On s'aperçoit alors que les faits les plus poignants que les gens ont en tête ne sont pas forcément ceux de bombardements ni la mort en soi, mais l'injustice faite aux vivants. Ceux sur qui le sort s'acharne. « Le pire est de voir des familles entières qui perdent tout et qui ne sont plus capables de trouver de quoi se nourrir », dit Amr Alshamy avant de me raconter l'histoire de deux frères, Abdelrahman et Abdallah. Ils avaient dix et onze ans, leur maison a été détruite dans un bombardement, ils venaient au marché aux légumes avec leur père qui avait une carriole avec des légumes, puis il a été blessé dans un bombardement, alors ils venaient mendier au marché afin d'avoir un peu d'argent. Abdelrahman et Abdallah étaient au marché dimanche lorsque les roquettes de l'armée syrienne l'ont pulvérisé. Ils sont aujourd'hui morts. Ils étaient innocents et c'est eux que Bachar al-Assad tue, pas des terroristes comme il le dit, insiste Amr Alshamy.

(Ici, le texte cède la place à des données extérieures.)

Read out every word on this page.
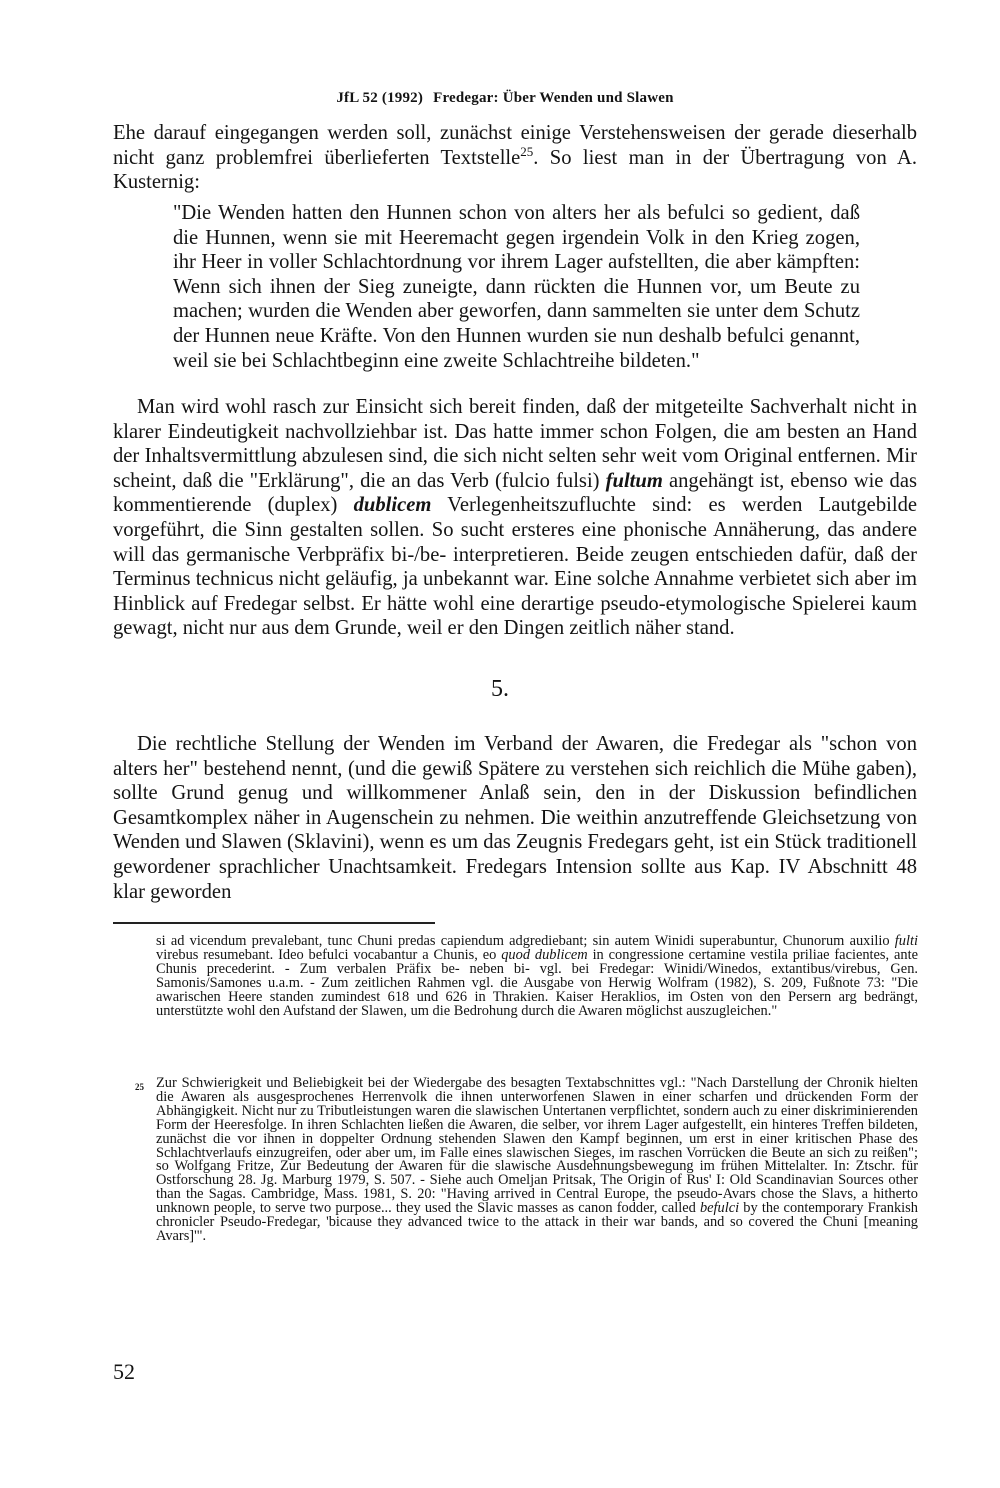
JfL 52 (1992) Fredegar: Über Wenden und Slawen

Ehe darauf eingegangen werden soll, zunächst einige Verstehensweisen der gerade dieserhalb nicht ganz problemfrei überlieferten Textstelle$^{25}$. So liest man in der Übertragung von A. Kusternig:

"Die Wenden hatten den Hunnen schon von alters her als befulci so gedient, daß die Hunnen, wenn sie mit Heeremacht gegen irgendein Volk in den Krieg zogen, ihr Heer in voller Schlachtordnung vor ihrem Lager aufstellten, die aber kämpften: Wenn sich ihnen der Sieg zuneigte, dann rückten die Hunnen vor, um Beute zu machen; wurden die Wenden aber geworfen, dann sammelten sie unter dem Schutz der Hunnen neue Kräfte. Von den Hunnen wurden sie nun deshalb befulci genannt, weil sie bei Schlachtbeginn eine zweite Schlachtreihe bildeten."

Man wird wohl rasch zur Einsicht sich bereit finden, daß der mitgeteilte Sachverhalt nicht in klarer Eindeutigkeit nachvollziehbar ist. Das hatte immer schon Folgen, die am besten an Hand der Inhaltsvermittlung abzulesen sind, die sich nicht selten sehr weit vom Original entfernen. Mir scheint, daß die "Erklärung", die an das Verb (fulcio fulsi) fultum angehängt ist, ebenso wie das kommentierende (duplex) dublicem Verlegenheitszufluchte sind: es werden Lautgebilde vorgeführt, die Sinn gestalten sollen. So sucht ersteres eine phonische Annäherung, das andere will das germanische Verbpräfix bi-/be- interpretieren. Beide zeugen entschieden dafür, daß der Terminus technicus nicht geläufig, ja unbekannt war. Eine solche Annahme verbietet sich aber im Hinblick auf Fredegar selbst. Er hätte wohl eine derartige pseudo-etymologische Spielerei kaum gewagt, nicht nur aus dem Grunde, weil er den Dingen zeitlich näher stand.

5.

Die rechtliche Stellung der Wenden im Verband der Awaren, die Fredegar als "schon von alters her" bestehend nennt, (und die gewiß Spätere zu verstehen sich reichlich die Mühe gaben), sollte Grund genug und willkommener Anlaß sein, den in der Diskussion befindlichen Gesamtkomplex näher in Augenschein zu nehmen. Die weithin anzutreffende Gleichsetzung von Wenden und Slawen (Sklavini), wenn es um das Zeugnis Fredegars geht, ist ein Stück traditionell gewordener sprachlicher Unachtsamkeit. Fredegars Intension sollte aus Kap. IV Abschnitt 48 klar geworden

si ad vicendum prevalebant, tunc Chuni predas capiendum adgrediebant; sin autem Winidi superabuntur, Chunorum auxilio fulti virebus resumebant. Ideo befulci vocabantur a Chunis, eo quod dublicem in congressione certamine vestila priliae facientes, ante Chunis precederint. - Zum verbalen Präfix be- neben bi- vgl. bei Fredegar: Winidi/Winedos, extantibus/virebus, Gen. Samonis/Samones u.a.m. - Zum zeitlichen Rahmen vgl. die Ausgabe von Herwig Wolfram (1982), S. 209, Fußnote 73: "Die awarischen Heere standen zumindest 618 und 626 in Thrakien. Kaiser Heraklios, im Osten von den Persern arg bedrängt, unterstützte wohl den Aufstand der Slawen, um die Bedrohung durch die Awaren möglichst auszugleichen."

25 Zur Schwierigkeit und Beliebigkeit bei der Wiedergabe des besagten Textabschnittes vgl.: "Nach Darstellung der Chronik hielten die Awaren als ausgesprochenes Herrenvolk die ihnen unterworfenen Slawen in einer scharfen und drückenden Form der Abhängigkeit. Nicht nur zu Tributleistungen waren die slawischen Untertanen verpflichtet, sondern auch zu einer diskriminierenden Form der Heeresfolge. In ihren Schlachten ließen die Awaren, die selber, vor ihrem Lager aufgestellt, ein hinteres Treffen bildeten, zunächst die vor ihnen in doppelter Ordnung stehenden Slawen den Kampf beginnen, um erst in einer kritischen Phase des Schlachtverlaufs einzugreifen, oder aber um, im Falle eines slawischen Sieges, im raschen Vorrücken die Beute an sich zu reißen"; so Wolfgang Fritze, Zur Bedeutung der Awaren für die slawische Ausdehnungsbewegung im frühen Mittelalter. In: Ztschr. für Ostforschung 28. Jg. Marburg 1979, S. 507. - Siehe auch Omeljan Pritsak, The Origin of Rus' I: Old Scandinavian Sources other than the Sagas. Cambridge, Mass. 1981, S. 20: "Having arrived in Central Europe, the pseudo-Avars chose the Slavs, a hitherto unknown people, to serve two purpose... they used the Slavic masses as canon fodder, called befulci by the contemporary Frankish chronicler Pseudo-Fredegar, 'bicause they advanced twice to the attack in their war bands, and so covered the Chuni [meaning Avars]'".

52
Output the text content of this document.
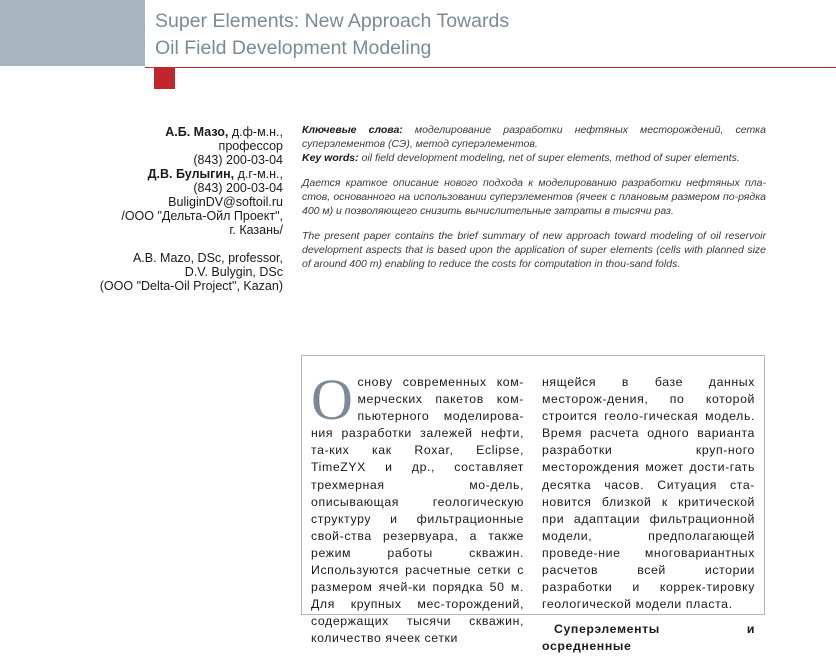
Super Elements: New Approach Towards
Oil Field Development Modeling

А.Б. Мазо, д.ф-м.н.,

профессор

(843) 200-03-04

Д.В. Булыгин, д.г-м.н.,

(843) 200-03-04

BuliginDV@softoil.ru

/ООО "Дельта-Ойл Проект",

г. Казань/

A.B. Mazo, DSc, professor,

D.V. Bulygin, DSc

(OOO "Delta-Oil Project", Kazan)

Ключевые слова: моделирование разработки нефтяных месторождений, сетка суперэлементов (СЭ), метод суперэлементов.

Key words: oil field development modeling, net of super elements, method of super elements.

Дается краткое описание нового подхода к моделированию разработки нефтяных пла-стов, основанного на использовании суперэлементов (ячеек с плановым размером по-рядка 400 м) и позволяющего снизить вычислительные затраты в тысячи раз.

The present paper contains the brief summary of new approach toward modeling of oil reservoir development aspects that is based upon the application of super elements (cells with planned size of around 400 m) enabling to reduce the costs for computation in thou-sand folds.

Основу современных ком-мерческих пакетов ком-пьютерного моделирова-ния разработки залежей нефти, та-ких как Roxar, Eclipse, TimeZYX и др., составляет трехмерная мо-дель, описывающая геологическую структуру и фильтрационные свой-ства резервуара, а также режим работы скважин. Используются расчетные сетки с размером ячей-ки порядка 50 м. Для крупных мес-торождений, содержащих тысячи скважин, количество ячеек сетки

нящейся в базе данных месторож-дения, по которой строится геоло-гическая модель. Время расчета одного варианта разработки круп-ного месторождения может дости-гать десятка часов. Ситуация ста-новится близкой к критической при адаптации фильтрационной модели, предполагающей проведе-ние многовариантных расчетов всей истории разработки и коррек-тировку геологической модели пласта.

Суперэлементы и осредненные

Vient ensuite l'histoire d'Abou Mazen, un médecin qui pleure en racontant avoir vu dimanche un père faire du bouche à bouche à son enfant mort dans l'espoir qu'il finisse par se réveiller, puis le supplier de réexaminer son fils, au cas où le diagnostic serait erroné.

 Poser les questions et informer, malgré tout

Nous journalistes essayons de redonner un visage humain à ces personnes qui semblent être passées de l'autre côté du miroir, qui aux yeux de beaucoup ne font plus partie de notre monde. C'est dur, tant le fossé entre leur vie et la nôtre est grand, tant il s'élargit au fil des mois, des années. Trouver les mots justes sur Skype pour répondre à quelqu'un qui annonce la mort d'un proche ou le nombre de victimes décédées par hémorragie à cause d'une pénurie d'équipement médical due à l'état de siège d'un quartier n'est vraiment pas évident. Tenter de convaincre une personne qui a perdu tout espoir de voir sa situation s'améliorer que notre mission d'information est toujours aussi importante, même si elle n'a aucune conséquence sur le terrain ni ne soulagera son calvaire, me semble parfois indécent.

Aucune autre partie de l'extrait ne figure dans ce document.